Für die Gasversorgung im Winter 2026/27 kommt diese Reserve allerdings zu spät.

Der Aufbau soll erst 2027 beginnen. Für den bevorstehenden Winter bleibt Deutschland daher auf die marktliche Befüllung der bestehenden Speicher sowie auf funktionierende Importwege angewiesen.

Damit dürfte auch die Diskussion darüber weitergehen, ob der Markt allein genügend Anreize für eine ausreichende Speicherbefüllung schafft oder ob zusätzliche staatliche Maßnahmen notwendig werden.

Gasversorgung im Winter: Die kommenden Wochen werden entscheidend

Die derzeit niedrigen Speicherstände sind noch kein Zeichen für eine unmittelbar bevorstehende Gasmangellage. Sie machen die Ausgangslage für die Gasversorgung im Winter aber anspruchsvoller.

Deutschland verfügt heute über deutlich vielfältigere Importmöglichkeiten als noch vor einigen Jahren. Gleichzeitig ist Europa stärker vom globalen LNG-Markt abhängig. Dort konkurrieren europäische Käufer unmittelbar mit anderen großen Verbrauchsregionen wie Asien.

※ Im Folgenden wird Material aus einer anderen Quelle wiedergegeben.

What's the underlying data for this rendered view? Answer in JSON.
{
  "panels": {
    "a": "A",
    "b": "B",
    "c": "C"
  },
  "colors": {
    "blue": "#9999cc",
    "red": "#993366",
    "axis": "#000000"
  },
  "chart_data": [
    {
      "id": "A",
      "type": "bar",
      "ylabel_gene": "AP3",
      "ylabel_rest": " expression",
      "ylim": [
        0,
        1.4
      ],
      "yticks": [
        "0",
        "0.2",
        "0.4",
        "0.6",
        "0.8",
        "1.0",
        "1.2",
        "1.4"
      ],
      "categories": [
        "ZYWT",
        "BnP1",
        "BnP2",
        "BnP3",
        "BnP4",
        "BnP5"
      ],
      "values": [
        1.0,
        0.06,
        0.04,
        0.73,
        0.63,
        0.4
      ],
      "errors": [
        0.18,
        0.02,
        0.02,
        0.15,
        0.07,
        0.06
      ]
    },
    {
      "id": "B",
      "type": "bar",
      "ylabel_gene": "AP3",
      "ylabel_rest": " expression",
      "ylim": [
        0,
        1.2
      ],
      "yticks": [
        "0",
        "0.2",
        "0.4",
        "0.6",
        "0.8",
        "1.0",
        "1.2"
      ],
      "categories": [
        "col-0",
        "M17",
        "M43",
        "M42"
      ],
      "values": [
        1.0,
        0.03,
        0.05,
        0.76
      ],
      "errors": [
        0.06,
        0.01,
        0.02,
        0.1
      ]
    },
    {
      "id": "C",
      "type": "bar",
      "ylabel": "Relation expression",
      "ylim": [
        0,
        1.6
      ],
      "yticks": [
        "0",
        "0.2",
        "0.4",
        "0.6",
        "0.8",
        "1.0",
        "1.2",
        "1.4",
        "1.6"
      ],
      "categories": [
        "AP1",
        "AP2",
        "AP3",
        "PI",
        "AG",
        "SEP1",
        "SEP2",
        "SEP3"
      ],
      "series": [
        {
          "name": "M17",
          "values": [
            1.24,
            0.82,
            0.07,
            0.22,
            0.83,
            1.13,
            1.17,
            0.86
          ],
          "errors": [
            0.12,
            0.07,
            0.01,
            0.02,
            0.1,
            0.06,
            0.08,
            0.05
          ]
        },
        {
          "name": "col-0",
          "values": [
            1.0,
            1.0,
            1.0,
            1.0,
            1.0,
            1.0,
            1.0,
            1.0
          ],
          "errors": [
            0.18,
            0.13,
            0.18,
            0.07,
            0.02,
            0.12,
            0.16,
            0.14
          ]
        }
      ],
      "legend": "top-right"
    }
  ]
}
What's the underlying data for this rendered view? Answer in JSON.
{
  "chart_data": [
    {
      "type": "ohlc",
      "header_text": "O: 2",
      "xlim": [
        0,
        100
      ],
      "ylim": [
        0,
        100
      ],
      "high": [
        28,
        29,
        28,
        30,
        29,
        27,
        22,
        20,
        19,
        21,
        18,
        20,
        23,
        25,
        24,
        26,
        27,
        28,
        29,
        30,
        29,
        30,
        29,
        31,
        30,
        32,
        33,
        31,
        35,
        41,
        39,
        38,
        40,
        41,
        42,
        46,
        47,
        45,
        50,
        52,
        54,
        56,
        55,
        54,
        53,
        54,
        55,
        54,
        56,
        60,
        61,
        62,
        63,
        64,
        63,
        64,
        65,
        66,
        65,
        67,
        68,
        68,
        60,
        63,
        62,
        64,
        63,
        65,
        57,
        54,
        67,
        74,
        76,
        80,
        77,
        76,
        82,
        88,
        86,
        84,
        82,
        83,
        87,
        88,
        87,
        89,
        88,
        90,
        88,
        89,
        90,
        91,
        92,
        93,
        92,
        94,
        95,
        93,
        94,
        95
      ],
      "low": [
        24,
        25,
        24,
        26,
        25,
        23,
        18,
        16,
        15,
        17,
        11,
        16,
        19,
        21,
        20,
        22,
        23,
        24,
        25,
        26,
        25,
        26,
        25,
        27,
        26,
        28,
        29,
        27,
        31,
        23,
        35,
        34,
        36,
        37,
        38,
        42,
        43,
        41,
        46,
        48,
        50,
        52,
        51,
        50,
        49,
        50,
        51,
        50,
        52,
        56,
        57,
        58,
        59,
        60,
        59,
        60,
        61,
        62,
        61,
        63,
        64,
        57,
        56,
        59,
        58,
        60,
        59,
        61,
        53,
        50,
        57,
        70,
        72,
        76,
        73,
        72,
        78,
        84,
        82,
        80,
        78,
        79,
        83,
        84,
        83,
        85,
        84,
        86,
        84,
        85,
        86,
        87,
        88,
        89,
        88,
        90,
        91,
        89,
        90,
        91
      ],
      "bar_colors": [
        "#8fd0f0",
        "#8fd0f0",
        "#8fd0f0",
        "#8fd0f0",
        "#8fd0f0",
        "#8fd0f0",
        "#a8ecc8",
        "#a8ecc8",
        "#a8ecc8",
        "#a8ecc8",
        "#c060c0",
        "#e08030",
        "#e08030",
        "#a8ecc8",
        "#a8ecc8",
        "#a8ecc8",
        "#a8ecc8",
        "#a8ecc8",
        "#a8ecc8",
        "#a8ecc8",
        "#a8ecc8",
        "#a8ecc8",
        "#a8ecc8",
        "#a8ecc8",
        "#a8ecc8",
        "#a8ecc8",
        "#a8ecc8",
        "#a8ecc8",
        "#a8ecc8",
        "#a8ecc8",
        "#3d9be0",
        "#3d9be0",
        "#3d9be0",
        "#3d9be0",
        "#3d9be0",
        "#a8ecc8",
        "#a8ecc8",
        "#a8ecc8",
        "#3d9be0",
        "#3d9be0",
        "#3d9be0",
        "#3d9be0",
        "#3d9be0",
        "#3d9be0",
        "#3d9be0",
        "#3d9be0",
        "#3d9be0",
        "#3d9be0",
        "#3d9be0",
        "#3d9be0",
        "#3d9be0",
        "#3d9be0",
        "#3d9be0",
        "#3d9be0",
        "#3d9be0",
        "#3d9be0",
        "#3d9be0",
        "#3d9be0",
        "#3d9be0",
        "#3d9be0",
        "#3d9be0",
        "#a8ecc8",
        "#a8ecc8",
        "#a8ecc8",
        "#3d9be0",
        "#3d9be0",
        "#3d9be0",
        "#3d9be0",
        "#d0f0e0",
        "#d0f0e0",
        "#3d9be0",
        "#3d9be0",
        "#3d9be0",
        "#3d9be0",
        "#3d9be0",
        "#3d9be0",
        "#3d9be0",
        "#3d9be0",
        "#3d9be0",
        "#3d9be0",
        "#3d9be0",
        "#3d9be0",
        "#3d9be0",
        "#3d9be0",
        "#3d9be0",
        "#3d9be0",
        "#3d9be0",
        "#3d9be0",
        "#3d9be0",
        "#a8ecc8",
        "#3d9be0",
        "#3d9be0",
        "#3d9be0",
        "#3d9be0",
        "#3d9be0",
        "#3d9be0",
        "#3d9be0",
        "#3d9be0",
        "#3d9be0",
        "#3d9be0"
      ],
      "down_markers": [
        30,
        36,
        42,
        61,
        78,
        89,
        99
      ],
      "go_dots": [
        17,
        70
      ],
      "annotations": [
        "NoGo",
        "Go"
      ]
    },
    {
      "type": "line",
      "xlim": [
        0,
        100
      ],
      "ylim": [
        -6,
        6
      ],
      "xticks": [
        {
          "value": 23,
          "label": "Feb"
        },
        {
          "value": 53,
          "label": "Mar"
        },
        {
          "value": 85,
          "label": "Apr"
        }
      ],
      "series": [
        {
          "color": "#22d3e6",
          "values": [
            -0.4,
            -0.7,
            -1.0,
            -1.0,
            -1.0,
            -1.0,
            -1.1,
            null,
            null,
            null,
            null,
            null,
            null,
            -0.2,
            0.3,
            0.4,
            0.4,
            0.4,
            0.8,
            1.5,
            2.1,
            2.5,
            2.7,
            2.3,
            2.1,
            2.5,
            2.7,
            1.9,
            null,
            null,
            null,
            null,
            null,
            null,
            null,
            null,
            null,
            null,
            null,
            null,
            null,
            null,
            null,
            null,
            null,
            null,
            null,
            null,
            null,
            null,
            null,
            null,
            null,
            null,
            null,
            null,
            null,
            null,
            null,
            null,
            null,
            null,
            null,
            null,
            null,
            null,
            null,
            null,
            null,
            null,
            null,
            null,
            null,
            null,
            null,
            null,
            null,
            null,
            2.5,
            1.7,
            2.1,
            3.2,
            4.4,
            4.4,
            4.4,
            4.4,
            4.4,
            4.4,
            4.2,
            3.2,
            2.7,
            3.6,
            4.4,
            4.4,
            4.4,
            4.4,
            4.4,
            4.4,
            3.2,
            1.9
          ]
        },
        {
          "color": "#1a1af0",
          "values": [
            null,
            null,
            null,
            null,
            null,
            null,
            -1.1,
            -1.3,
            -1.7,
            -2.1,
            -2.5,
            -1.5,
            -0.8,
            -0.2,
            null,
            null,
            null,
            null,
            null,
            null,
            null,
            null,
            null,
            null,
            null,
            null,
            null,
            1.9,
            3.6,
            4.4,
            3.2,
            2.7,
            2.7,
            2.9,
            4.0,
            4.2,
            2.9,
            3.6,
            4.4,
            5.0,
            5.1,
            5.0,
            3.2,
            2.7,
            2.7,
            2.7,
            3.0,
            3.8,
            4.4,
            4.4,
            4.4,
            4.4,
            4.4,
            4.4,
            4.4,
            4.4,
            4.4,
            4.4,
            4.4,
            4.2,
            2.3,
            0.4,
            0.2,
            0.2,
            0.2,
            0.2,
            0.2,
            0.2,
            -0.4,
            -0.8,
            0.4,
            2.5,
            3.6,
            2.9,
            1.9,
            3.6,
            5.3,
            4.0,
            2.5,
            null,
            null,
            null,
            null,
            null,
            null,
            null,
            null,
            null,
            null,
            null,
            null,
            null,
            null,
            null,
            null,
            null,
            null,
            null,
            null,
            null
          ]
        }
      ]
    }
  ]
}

Entscheidend wird deshalb sein, wie sich die Einspeicherung bis zum Herbst entwickelt. Steigt das Tempo deutlich, können die Speicher noch ein komfortableres Niveau erreichen. Bleibt die Befüllung dagegen schwach, startet Deutschland mit einem geringeren Sicherheitspuffer in die Heizperiode.

Für die Gasversorgung im Winter 2026/27 bedeutet das: Nicht allein der aktuelle Speicherstand entscheidet über die Versorgungssicherheit. Entscheidend ist das Zusammenspiel aus Speicherfüllständen, LNG-Verfügbarkeit, Pipelineimporten, Gaspreisen, Verbrauch und letztlich auch dem Wetter.

Hendrik Fels

Geschäftsführer

Für Unternehmen geht es aktuell weniger um die Frage, ob im Winter genügend Gas vorhanden sein wird, sondern auch darum, zu welchen Preisen die benötigten Mengen beschafft werden können. Niedrige Speicherstände, der internationale Wettbewerb um LNG und die Entwicklung der Gaspreise zeigen, wie wichtig eine vorausschauende und flexible Energiebeschaffung bleibt.